Rather than having teams compete in a series of tournaments, member associations chose two teams, one team per gender, to compete at the Junior Qualifier event.
Katie said being chosen by the association carries a special sense of pride, as it means the team’s hard work and dedication has been recognized.
Both siblings play the mate position, and both siblings share an obvious passion for the game.
Sam noted the camaraderie with fellow players is perhaps what he loves most about curling.

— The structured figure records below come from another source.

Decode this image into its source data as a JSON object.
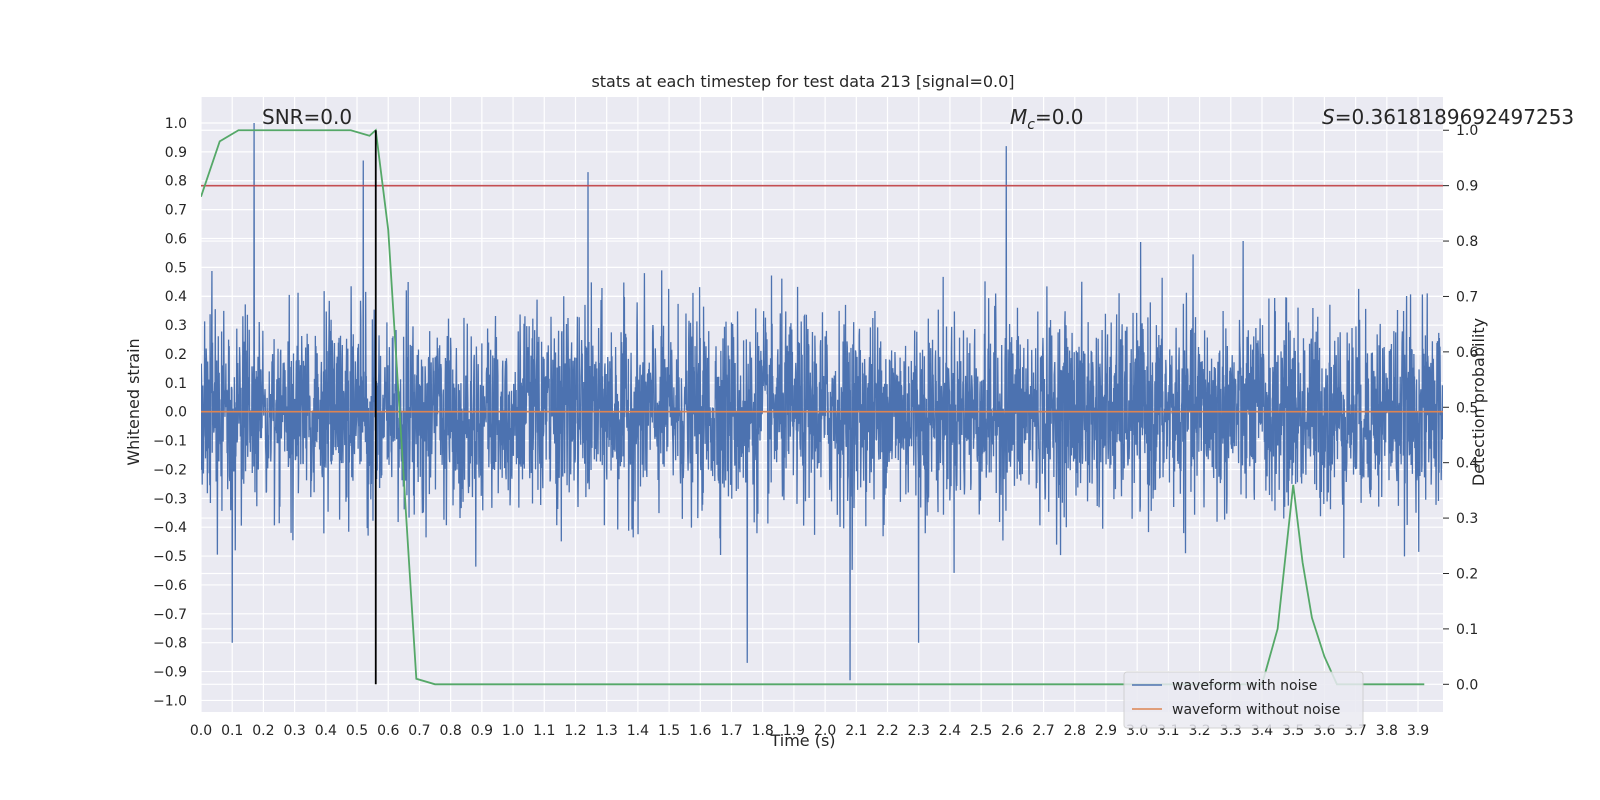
{
  "chart_data": {
    "type": "line",
    "title": "stats at each timestep for test data 213 [signal=0.0]",
    "xlabel": "Time (s)",
    "ylabel": "Whitened strain",
    "y2label": "Detection probability",
    "xlim": [
      0.0,
      3.98
    ],
    "ylim": [
      -1.04,
      1.09
    ],
    "y2lim": [
      -0.05,
      1.06
    ],
    "x_ticks": [
      "0.0",
      "0.1",
      "0.2",
      "0.3",
      "0.4",
      "0.5",
      "0.6",
      "0.7",
      "0.8",
      "0.9",
      "1.0",
      "1.1",
      "1.2",
      "1.3",
      "1.4",
      "1.5",
      "1.6",
      "1.7",
      "1.8",
      "1.9",
      "2.0",
      "2.1",
      "2.2",
      "2.3",
      "2.4",
      "2.5",
      "2.6",
      "2.7",
      "2.8",
      "2.9",
      "3.0",
      "3.1",
      "3.2",
      "3.3",
      "3.4",
      "3.5",
      "3.6",
      "3.7",
      "3.8",
      "3.9"
    ],
    "y_ticks": [
      "1.0",
      "0.9",
      "0.8",
      "0.7",
      "0.6",
      "0.5",
      "0.4",
      "0.3",
      "0.2",
      "0.1",
      "0.0",
      "−0.1",
      "−0.2",
      "−0.3",
      "−0.4",
      "−0.5",
      "−0.6",
      "−0.7",
      "−0.8",
      "−0.9",
      "−1.0"
    ],
    "y2_ticks": [
      "1.0",
      "0.9",
      "0.8",
      "0.7",
      "0.6",
      "0.5",
      "0.4",
      "0.3",
      "0.2",
      "0.1",
      "0.0"
    ],
    "grid": true,
    "legend_position": "lower-right",
    "annotations": {
      "snr_text": "SNR=0.0",
      "mc_symbol": "M",
      "mc_subscript": "c",
      "mc_value": "=0.0",
      "s_symbol": "S",
      "s_value": "=0.3618189692497253"
    },
    "series": [
      {
        "name": "waveform with noise",
        "color": "#4c72b0",
        "axis": "left",
        "amplitude_typical": 0.3,
        "spikes": [
          {
            "x": 0.17,
            "y": 1.0
          },
          {
            "x": 0.52,
            "y": 0.87
          },
          {
            "x": 1.24,
            "y": 0.83
          },
          {
            "x": 2.58,
            "y": 0.92
          },
          {
            "x": 0.1,
            "y": -0.8
          },
          {
            "x": 1.75,
            "y": -0.87
          },
          {
            "x": 2.08,
            "y": -0.93
          },
          {
            "x": 2.3,
            "y": -0.8
          }
        ]
      },
      {
        "name": "waveform without noise",
        "color": "#dd8452",
        "axis": "left",
        "x": [
          0.0,
          3.98
        ],
        "y": [
          0.0,
          0.0
        ]
      },
      {
        "name": "",
        "color": "#55a868",
        "axis": "right",
        "x": [
          0.0,
          0.06,
          0.12,
          0.18,
          0.24,
          0.3,
          0.36,
          0.42,
          0.48,
          0.54,
          0.56,
          0.6,
          0.63,
          0.66,
          0.69,
          0.75,
          3.4,
          3.45,
          3.5,
          3.53,
          3.56,
          3.6,
          3.64,
          3.92
        ],
        "y": [
          0.88,
          0.98,
          1.0,
          1.0,
          1.0,
          1.0,
          1.0,
          1.0,
          1.0,
          0.99,
          1.0,
          0.82,
          0.55,
          0.28,
          0.01,
          0.0,
          0.0,
          0.1,
          0.36,
          0.22,
          0.12,
          0.05,
          0.0,
          0.0
        ]
      }
    ],
    "threshold_line": {
      "axis": "right",
      "y": 0.9,
      "color": "#c44e52"
    },
    "marker_line": {
      "x": 0.56,
      "y_top": 1.0,
      "y_bottom": 0.0,
      "color": "#000000"
    }
  }
}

“The camaraderie represented in curling is incredible,” said Sam. “My best friends are the three other guys on my team. You grow with these three other guys, along with your coach as well. I have an amazing coach and three amazing guys supporting me, so it pushes you to stay in the sport – because you’re not just playing for yourself, you’re playing for those three other guys that are with it. I was involved in other individual sports, but it never brought the same kind of emotion to a win, because you’re not only winning for yourself, but you’re winning for the three other guys on your team, who are working just as hard as you are to get to the same accomplishment.”
Katie added the sport is challenging not just physically, but mentally.
“The sport in general is really unique,” she said. “It wouldn’t be uncommon for my teammates and I to look at one another and say, ‘We play such a weird sport.’ You can try as hard as you like, you can have the best technique, you can have the best strategy, but you can still lose a game. It’s different every time. It’s different every single time you get on the ice. Every ice surface is different, rocks are different, paths are different. It’s not only an athletic sport, but it’s also really challenging mentally. You have too always be in it.”
Both siblings now also coach at the same curling club they got their start in so many years ago, and encourage anybody who is interested to give the sport a try.
“It’s a fantastic opportunity to make friends, to develop your motor skills, to develop confidence, to be able to call your own game, to throw your own weight, because you’ll never see two slides that are identical,” said Sam. “It’s the most individualistic team sport that you’ll ever see. So, it’s an opportunity for anyone who wants to try something different.”
The pair also threw a bouquet to their parents, coaching staff, and sponsors, who are helping cover the cost of the tournament, which is coming out of players’ pockets.
On the male team representing the province are Nathan Young, Sam Follett, Nathan Locke, and Ben Stringer, coached by Jeff Thomas. On the female team are Mackenzie Mitchell, Katie Follett, Sarah Chaytor, and Kate Paterson, coached by Mark Noseworthy.
Teams which qualify in November will move ahead to the 2022 World Junior Championships in February.